Figure 10 illustrates that increasing the amount of $N$ increases the carrier density numerical values. Figure 10 shows the change in thermal stress ${\sigma }_{rr}$ as a function of radius $r$ and parameter $\mathsf{\Omega }$. We can see that the rotational parameter $\mathsf{\Omega }$ has a significant impact on the radial stress profile ${\sigma }_{rr}$. As the parameter $\mathsf{\Omega }$ is increased, the stress ${\sigma }_{rr}$ increases. Furthermore, the amplitude of the stress ${\sigma }_{\vartheta \vartheta }$ distribution increases as $\mathsf{\Omega }$ increases.

6. Conclusions

A novel photo-thermoelastic model, including the Moore–Gibson–Thompson equation, is presented in this paper. The type III Green–Naghdi model, as well as the Lord and Shulman equations, are all included in the improved photothermal model. The interplay of heat, plasma, and elastic waves in semiconductor materials is explored in this expanded model, which is significant. Furthermore, unlike traditional models, this model permits heat-elastic optical waves to propagate at restricted speeds. So far, only a few articles on our topic have been written in the scientific literature. As special instances of the suggested model, several thermoelastic and photothermal models may be constructed.

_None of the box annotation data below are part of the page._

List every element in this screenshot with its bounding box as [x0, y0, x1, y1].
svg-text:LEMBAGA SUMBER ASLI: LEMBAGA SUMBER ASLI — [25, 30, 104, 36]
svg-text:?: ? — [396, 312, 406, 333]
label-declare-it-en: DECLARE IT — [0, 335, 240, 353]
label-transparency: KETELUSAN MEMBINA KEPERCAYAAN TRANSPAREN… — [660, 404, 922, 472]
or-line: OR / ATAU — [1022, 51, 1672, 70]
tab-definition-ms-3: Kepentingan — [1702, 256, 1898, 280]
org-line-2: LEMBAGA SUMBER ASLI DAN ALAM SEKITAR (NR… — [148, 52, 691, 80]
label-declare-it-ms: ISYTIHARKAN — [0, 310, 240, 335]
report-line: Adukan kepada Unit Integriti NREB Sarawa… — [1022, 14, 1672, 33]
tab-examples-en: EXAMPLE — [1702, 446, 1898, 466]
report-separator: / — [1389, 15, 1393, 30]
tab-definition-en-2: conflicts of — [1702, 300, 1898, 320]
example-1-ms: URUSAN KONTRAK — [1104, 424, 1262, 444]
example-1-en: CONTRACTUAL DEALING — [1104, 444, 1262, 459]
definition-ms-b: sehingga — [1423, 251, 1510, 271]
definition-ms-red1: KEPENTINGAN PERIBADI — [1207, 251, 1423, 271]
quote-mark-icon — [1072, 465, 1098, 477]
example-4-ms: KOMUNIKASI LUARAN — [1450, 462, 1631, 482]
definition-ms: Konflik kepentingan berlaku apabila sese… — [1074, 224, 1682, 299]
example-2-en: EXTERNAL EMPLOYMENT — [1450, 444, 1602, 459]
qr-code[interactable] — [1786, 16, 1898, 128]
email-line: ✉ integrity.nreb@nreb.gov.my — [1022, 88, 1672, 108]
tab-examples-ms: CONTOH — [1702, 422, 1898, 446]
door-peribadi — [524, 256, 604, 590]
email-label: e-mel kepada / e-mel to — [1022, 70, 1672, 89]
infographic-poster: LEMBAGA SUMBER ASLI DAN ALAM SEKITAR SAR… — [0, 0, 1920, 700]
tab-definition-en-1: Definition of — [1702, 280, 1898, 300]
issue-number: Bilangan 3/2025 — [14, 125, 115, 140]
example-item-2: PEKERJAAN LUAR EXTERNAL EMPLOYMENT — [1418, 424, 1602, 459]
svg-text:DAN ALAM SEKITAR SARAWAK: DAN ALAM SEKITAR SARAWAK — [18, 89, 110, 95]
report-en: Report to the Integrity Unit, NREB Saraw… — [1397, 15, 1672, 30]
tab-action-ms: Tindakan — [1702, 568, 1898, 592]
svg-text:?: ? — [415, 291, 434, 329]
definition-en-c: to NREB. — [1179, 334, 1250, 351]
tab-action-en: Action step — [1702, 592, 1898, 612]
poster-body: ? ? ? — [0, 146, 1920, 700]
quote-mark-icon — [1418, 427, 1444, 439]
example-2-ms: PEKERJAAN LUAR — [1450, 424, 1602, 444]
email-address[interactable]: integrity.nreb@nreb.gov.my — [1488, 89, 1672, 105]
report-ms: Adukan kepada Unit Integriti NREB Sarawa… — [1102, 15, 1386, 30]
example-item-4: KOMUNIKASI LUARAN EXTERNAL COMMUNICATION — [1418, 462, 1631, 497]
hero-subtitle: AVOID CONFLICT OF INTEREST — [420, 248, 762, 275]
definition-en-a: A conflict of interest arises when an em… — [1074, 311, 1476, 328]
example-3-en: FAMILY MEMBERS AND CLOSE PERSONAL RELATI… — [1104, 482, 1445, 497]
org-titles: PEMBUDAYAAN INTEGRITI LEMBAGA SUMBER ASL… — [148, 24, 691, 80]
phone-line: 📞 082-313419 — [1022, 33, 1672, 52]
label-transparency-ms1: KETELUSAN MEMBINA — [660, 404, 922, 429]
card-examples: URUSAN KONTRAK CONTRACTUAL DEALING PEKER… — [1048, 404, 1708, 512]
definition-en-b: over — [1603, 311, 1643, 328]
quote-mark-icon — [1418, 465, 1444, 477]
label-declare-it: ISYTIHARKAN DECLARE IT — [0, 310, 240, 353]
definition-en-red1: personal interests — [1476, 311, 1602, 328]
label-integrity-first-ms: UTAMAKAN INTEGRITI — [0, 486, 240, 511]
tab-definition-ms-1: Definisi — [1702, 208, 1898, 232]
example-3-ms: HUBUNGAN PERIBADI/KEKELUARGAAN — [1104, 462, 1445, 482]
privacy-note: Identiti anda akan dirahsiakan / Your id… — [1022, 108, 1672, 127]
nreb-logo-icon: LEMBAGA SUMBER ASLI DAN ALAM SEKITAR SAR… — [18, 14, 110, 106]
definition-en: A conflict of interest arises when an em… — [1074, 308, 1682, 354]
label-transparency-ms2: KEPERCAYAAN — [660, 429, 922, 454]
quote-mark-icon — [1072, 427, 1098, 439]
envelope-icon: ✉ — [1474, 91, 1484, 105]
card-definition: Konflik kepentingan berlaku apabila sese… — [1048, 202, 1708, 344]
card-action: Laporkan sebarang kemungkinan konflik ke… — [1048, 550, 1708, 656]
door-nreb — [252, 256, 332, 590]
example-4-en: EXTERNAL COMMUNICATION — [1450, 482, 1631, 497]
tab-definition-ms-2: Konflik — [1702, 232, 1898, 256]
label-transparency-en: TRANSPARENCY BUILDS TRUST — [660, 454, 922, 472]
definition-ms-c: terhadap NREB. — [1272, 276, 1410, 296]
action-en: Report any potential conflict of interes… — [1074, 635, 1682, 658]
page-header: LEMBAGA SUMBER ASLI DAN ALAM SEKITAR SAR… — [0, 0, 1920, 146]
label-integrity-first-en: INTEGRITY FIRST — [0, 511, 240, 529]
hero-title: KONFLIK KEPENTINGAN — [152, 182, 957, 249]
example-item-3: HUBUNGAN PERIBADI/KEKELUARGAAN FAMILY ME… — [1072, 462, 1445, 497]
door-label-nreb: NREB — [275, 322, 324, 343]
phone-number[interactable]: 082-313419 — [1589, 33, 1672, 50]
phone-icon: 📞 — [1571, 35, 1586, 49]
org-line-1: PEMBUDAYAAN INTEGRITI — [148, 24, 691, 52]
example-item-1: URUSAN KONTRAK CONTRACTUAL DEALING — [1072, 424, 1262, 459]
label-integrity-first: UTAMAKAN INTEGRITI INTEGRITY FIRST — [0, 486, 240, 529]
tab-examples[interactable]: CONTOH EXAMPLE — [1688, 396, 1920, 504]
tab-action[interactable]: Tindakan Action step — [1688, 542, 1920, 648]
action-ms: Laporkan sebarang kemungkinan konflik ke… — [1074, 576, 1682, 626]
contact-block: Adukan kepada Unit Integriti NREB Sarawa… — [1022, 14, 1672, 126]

From the quantitative data, we may conclude that the thermal relaxation time reduces the mechanical and thermo-optical waves along the axes. It is also noted that the behavior of waves in different physical fields depends on the speed of rotation of the medium. The new photo-thermoelasticity model allows heat to go through a medium at a finite velocity rather than an infinity-speed wave as in the case of the CPTE model. Compared to the PGN-III model, the extended MGTPT model more accurately describes the photo-thermoelastic process. In contrast to previous generalized thermoelasticity models, the PGN-III model’s results show convergence with the conventional elasticity model (CPTE), which does not disappear quickly within the body.

Scientists working in fields, such as physics, material design, thermal efficiency, and geophysics will benefit greatly from the information presented in this study. The approach employed in this investigation can be used to address a variety of thermodynamic challenges.